The IHI Open School offers 19 courses on topics including quality improvement, patient safety, leadership, population health, and patient-and-family-centered care. Courses are available for free to students, residents, and faculty and for a small fee to health professionals. Each online module takes about one to two hours to complete. More than 100 schools and organizations around the world have already integrated some or all of the IHI Open School courses into their training or curricula.
Ryan Miller, a third-year medical student and a leader of the South Dakota Chapter since 2011, wants to increase that number by spreading the IHI Open School courses to all major universities and colleges in South Dakota and the three main health systems where students train.
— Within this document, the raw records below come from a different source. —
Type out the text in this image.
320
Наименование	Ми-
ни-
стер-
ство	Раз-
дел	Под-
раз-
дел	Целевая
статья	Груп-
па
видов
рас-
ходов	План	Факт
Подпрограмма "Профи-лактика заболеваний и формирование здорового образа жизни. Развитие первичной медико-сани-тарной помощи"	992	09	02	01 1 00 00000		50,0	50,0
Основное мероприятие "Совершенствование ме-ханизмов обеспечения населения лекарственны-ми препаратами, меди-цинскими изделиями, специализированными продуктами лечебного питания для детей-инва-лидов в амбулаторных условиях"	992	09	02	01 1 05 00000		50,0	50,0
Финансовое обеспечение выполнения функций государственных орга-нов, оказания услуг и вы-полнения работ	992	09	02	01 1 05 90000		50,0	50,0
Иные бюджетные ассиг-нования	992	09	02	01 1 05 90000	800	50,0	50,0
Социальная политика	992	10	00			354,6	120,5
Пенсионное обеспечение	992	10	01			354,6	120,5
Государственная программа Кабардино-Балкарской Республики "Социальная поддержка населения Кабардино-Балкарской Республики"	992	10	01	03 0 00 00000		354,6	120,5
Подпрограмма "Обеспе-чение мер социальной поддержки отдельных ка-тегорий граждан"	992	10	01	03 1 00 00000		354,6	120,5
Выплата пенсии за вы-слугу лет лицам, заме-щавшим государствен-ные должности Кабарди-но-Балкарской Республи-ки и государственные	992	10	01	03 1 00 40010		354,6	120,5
This year, he’s targeting eight schools in the state, which educate students in nursing, pharmacy, medicine, health sciences, physical therapy, occupational therapy, health services administration, social work, respiratory care, and health information management programs.
“We want to be the first regional collaborative, numbering into the thousands, that significantly hardwires these courses into the curriculum,” he says. “Our ultimate goal is that nearly every student beginning a health professions program in South Dakota will be speaking the same language.”
Miller and his Chapter Leaders brainstormed ways to meet their goal, and decided the best approach would be to start at the top. The Chapter created something called the “Dean’s Forum,” a biannual meeting where deans from schools across South Dakota join Chapter Leaders in a discussion about curricula needs and improvements.
Since the first meeting, the deans have been very enthusiastic about the rationale for the IHI Open School modules, as well as this type of forum, Hoffman says. Attendance has been impressive. Much of the discussion at the forums has centered on course integration within the individual schools.
“Faculty buy that the content of the IHI Open School courses has been well crafted and unique, but their challenge is to figure out the best way to use them in their curricula,” says Hoffman. “It has been our privilege to help facilitate these conversations.”
During the last several months, more programs have been discussing where in their curriculum to place IHI Open School courses. Sanford School of Medicine is determining the details for implementation into a new curriculum beginning in the fall of 2013. In addition, one of the major South Dakota health systems offered 150 scholarships for staff to take the courses, which will likely provide natural teachers of quality for future curricular efforts, Miller says. Going forward, schools will be encouraged to use the IHI Open School courses as the primary content for quality and safety, and to develop more hands-on opportunities, including interdisciplinary quality improvement projects and simulation.
It’s a model Miller and Hoffman hope other states will adopt in the future.
“The IHI Open School courses are an overwhelming case for what can actually change our health care system,” says Hoffman. “With our initiative, maybe little, old South Dakota can offer something to the world.”